Say “low carb” and immediately visions of steak and eggs dance in your head. Folks somehow have this notion that your mouth will never again chomp into a sandwich or that your diet will be devoid of anything fiber-filled.
Phooey, I say! It doesn’t have to be that way. You can have your low-carb and get the fiber too! Here’s how.
There is a simple math equation that you need to do to understand how this works. Fiber is a non-nutritive substance that aids in digestion. It isn’t processed in your body like say, a donut would be (which is completely fiberless and filled to overflowing with sugar). Donuts, when eaten in any kind of quantity, will tend to grow you a rather large posterior. While fiber, eaten in any kind of quantity, will improve your digestion without getting you fat.
Take vegetables for example. Potatoes, corn, and a few others aren’t going to be too low-carb friendly, but check out my friend broccoli. With a carb count of 1.9 grams per 1/2 serving, the fiber content is 1.1 grams. That means the net carb value is only 0.8. Not too shabby!
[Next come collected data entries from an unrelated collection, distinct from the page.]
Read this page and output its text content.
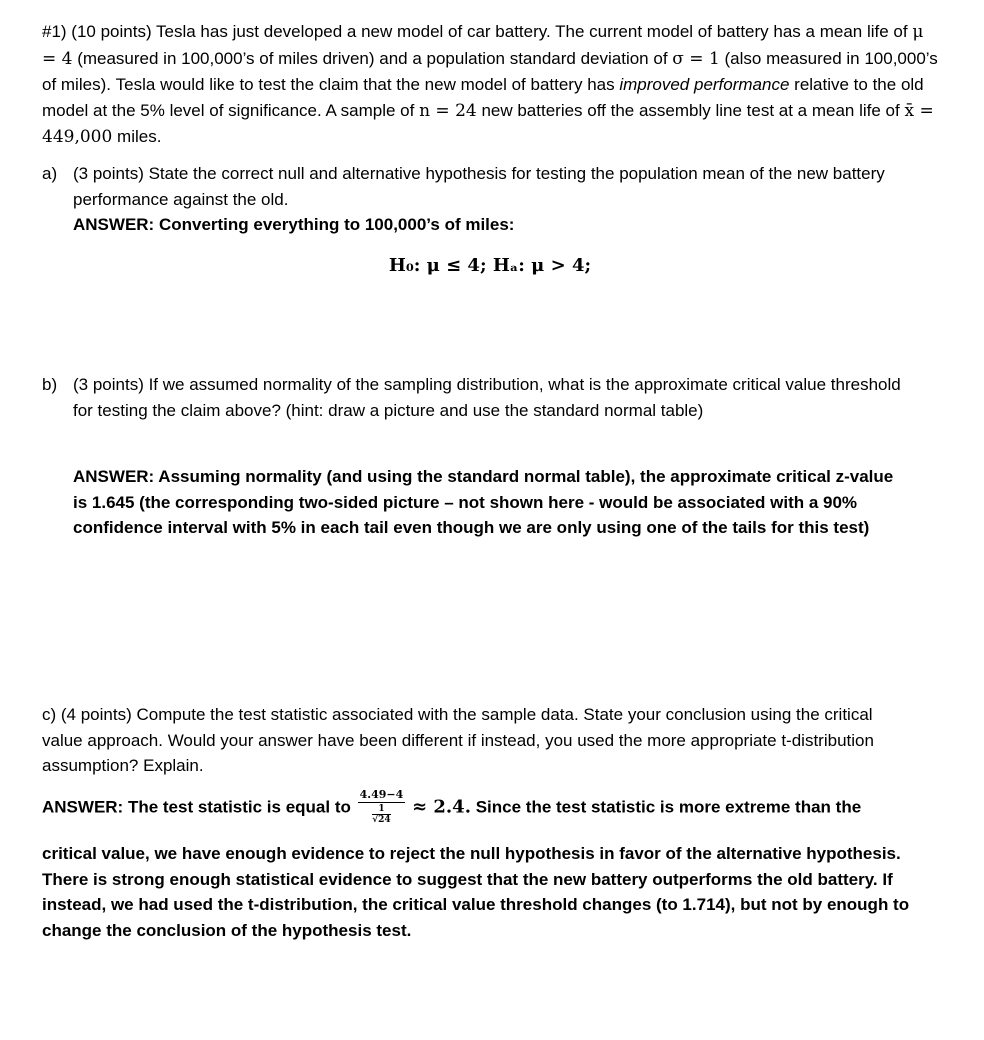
#1) (10 points) Tesla has just developed a new model of car battery. The current model of battery has a mean life of μ = 4 (measured in 100,000’s of miles driven) and a population standard deviation of σ = 1 (also measured in 100,000’s of miles). Tesla would like to test the claim that the new model of battery has improved performance relative to the old model at the 5% level of significance. A sample of n = 24 new batteries off the assembly line test at a mean life of x̄ = 449,000 miles.

a) (3 points) State the correct null and alternative hypothesis for testing the population mean of the new battery performance against the old.
ANSWER: Converting everything to 100,000’s of miles:
H₀: μ ≤ 4; Hₐ: μ > 4;
b) (3 points) If we assumed normality of the sampling distribution, what is the approximate critical value threshold for testing the claim above? (hint: draw a picture and use the standard normal table)
ANSWER: Assuming normality (and using the standard normal table), the approximate critical z-value is 1.645 (the corresponding two-sided picture – not shown here - would be associated with a 90% confidence interval with 5% in each tail even though we are only using one of the tails for this test)
c) (4 points) Compute the test statistic associated with the sample data. State your conclusion using the critical value approach. Would your answer have been different if instead, you used the more appropriate t-distribution assumption? Explain.
ANSWER: The test statistic is equal to $\frac{4.49-4}{\frac{1}{√24}} \approx 2.4$. Since the test statistic is more extreme than the
critical value, we have enough evidence to reject the null hypothesis in favor of the alternative hypothesis. There is strong enough statistical evidence to suggest that the new battery outperforms the old battery. If instead, we had used the t-distribution, the critical value threshold changes (to 1.714), but not by enough to change the conclusion of the hypothesis test.
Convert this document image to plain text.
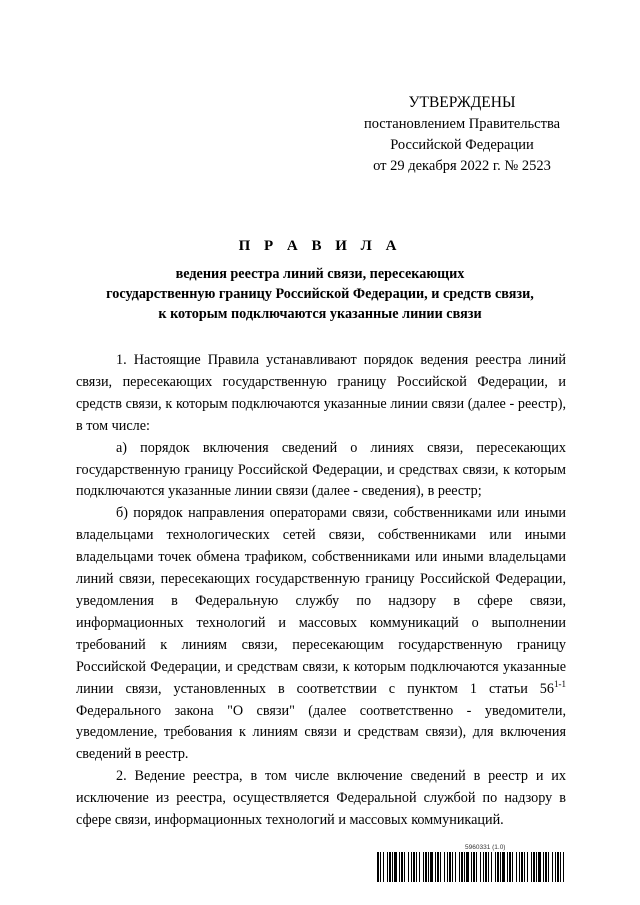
УТВЕРЖДЕНЫ
постановлением Правительства
Российской Федерации
от 29 декабря 2022 г. № 2523
П Р А В И Л А
ведения реестра линий связи, пересекающих
государственную границу Российской Федерации, и средств связи,
к которым подключаются указанные линии связи

1. Настоящие Правила устанавливают порядок ведения реестра линий связи, пересекающих государственную границу Российской Федерации, и средств связи, к которым подключаются указанные линии связи (далее - реестр), в том числе:

а) порядок включения сведений о линиях связи, пересекающих государственную границу Российской Федерации, и средствах связи, к которым подключаются указанные линии связи (далее - сведения), в реестр;

б) порядок направления операторами связи, собственниками или иными владельцами технологических сетей связи, собственниками или иными владельцами точек обмена трафиком, собственниками или иными владельцами линий связи, пересекающих государственную границу Российской Федерации, уведомления в Федеральную службу по надзору в сфере связи, информационных технологий и массовых коммуникаций о выполнении требований к линиям связи, пересекающим государственную границу Российской Федерации, и средствам связи, к которым подключаются указанные линии связи, установленных в соответствии с пунктом 1 статьи 56$^{1-1}$ Федерального закона "О связи" (далее соответственно - уведомители, уведомление, требования к линиям связи и средствам связи), для включения сведений в реестр.

2. Ведение реестра, в том числе включение сведений в реестр и их исключение из реестра, осуществляется Федеральной службой по надзору в сфере связи, информационных технологий и массовых коммуникаций.

5960331 (1.0)
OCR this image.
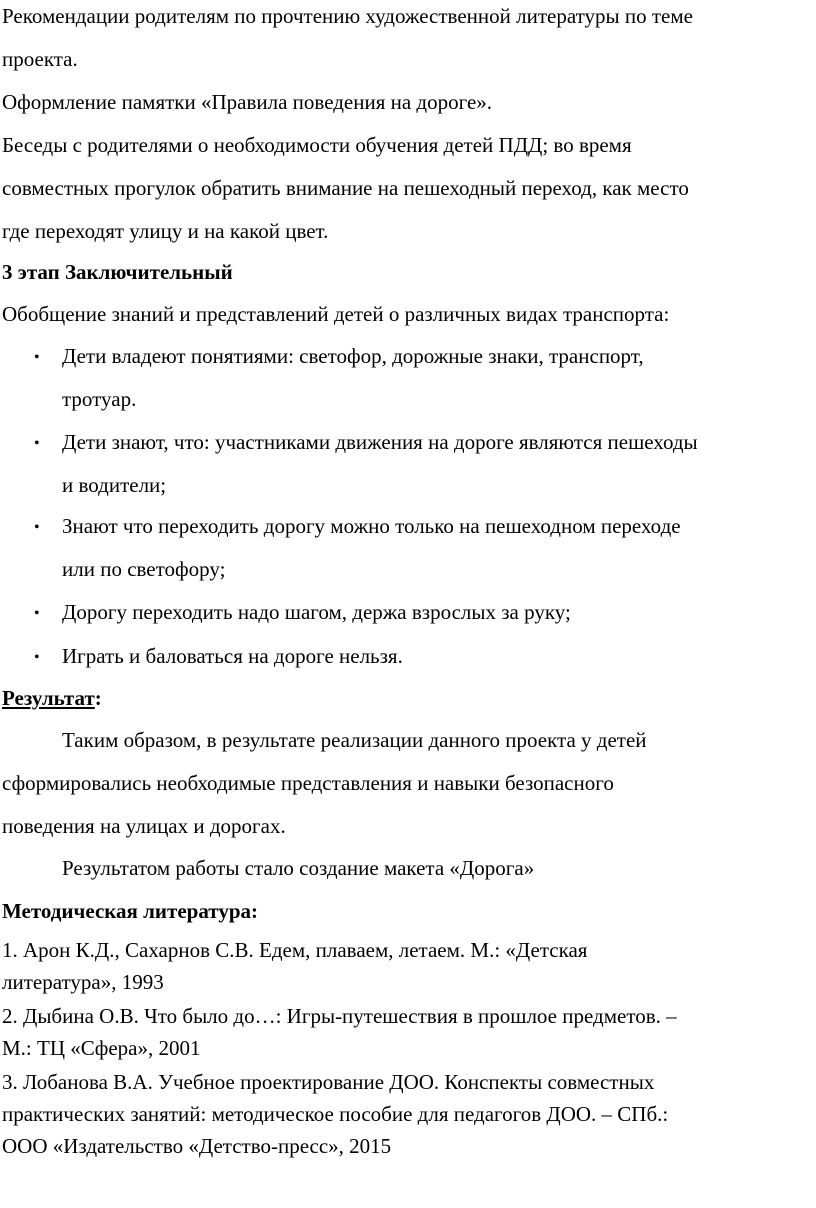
Рекомендации родителям по прочтению художественной литературы по теме
проекта.
Оформление памятки «Правила поведения на дороге».
Беседы с родителями о необходимости обучения детей ПДД; во время
совместных прогулок обратить внимание на пешеходный переход, как место
где переходят улицу и на какой цвет.
3 этап Заключительный
Обобщение знаний и представлений детей о различных видах транспорта:
• Дети владеют понятиями: светофор, дорожные знаки, транспорт,
тротуар.
• Дети знают, что: участниками движения на дороге являются пешеходы
и водители;
• Знают что переходить дорогу можно только на пешеходном переходе
или по светофору;
• Дорогу переходить надо шагом, держа взрослых за руку;
• Играть и баловаться на дороге нельзя.
Результат:
Таким образом, в результате реализации данного проекта у детей
сформировались необходимые представления и навыки безопасного
поведения на улицах и дорогах.
Результатом работы стало создание макета «Дорога»
Методическая литература:
1. Арон К.Д., Сахарнов С.В. Едем, плаваем, летаем. М.: «Детская
литература», 1993
2. Дыбина О.В. Что было до…: Игры-путешествия в прошлое предметов. –
М.: ТЦ «Сфера», 2001
3. Лобанова В.А. Учебное проектирование ДОО. Конспекты совместных
практических занятий: методическое пособие для педагогов ДОО. – СПб.:
ООО «Издательство «Детство-пресс», 2015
Artichoke hearts have 7.8 grams of carbs per 1/2 cup and yet the fiber count is 6 grams. It’s easy to see why donuts do what they do now, isn’t it?
Fiber is also easily obtained through certain seeds like flax and flax meal, which makes a great hot cereal. As a matter of fact, 1/4 cup of flax meal hot cereal has 13 grams of carbs, but 6 grams of fiber for a net carb count of 7 grams. Compared to the same amount of oatmeal with 18 grams of carbs, and 3 grams of fiber for a net carb count of 15 grams. See the difference?
So I ask you? CAN you do a low-carb diet and still get in the fiber you need? You bet—you just might have to do it a little differently! Here’s a low-carb recipe from our Low-Carb Dinner Answers menu:
Chicken with a Ginger Cream Sauce
- 4 6-oz. boneless skinless chicken breast halves pound to 1/4-inch, if necessary
- 2 teaspoons butter
- Sea salt and freshly ground black pepper to taste
- 2 tablespoons white wine or use white grape juice with a splash of vinegar – higher carb count this way
- 2 tablespoons fresh lime juice
- 1 teaspoon grated fresh ginger
- 1/8 teaspoon cayenne pepper
- 1/2 cup low sodium chicken broth
- 1/2 cup half and half
- In a skillet, over medium-high heat, melt butter. Season chicken with salt and pepper and saute quickly, about 2-3 minutes per side. Remove chicken from the pan and keep warm.
- Add wine (or juice/vinegar) and lime juice to pan; deglaze the pan using a wire whisk and working quickly. Bring it to a boil; now add the chicken broth, half and half, ginger and cayenne. LOWER heat immediately (or sauce will break) and cook over medium heat, stirring constantly, about 2 minutes. When sauce has reduced and thickened, taste it and correct the seasoning, if necessary.
- Serve chicken with sauce over the top.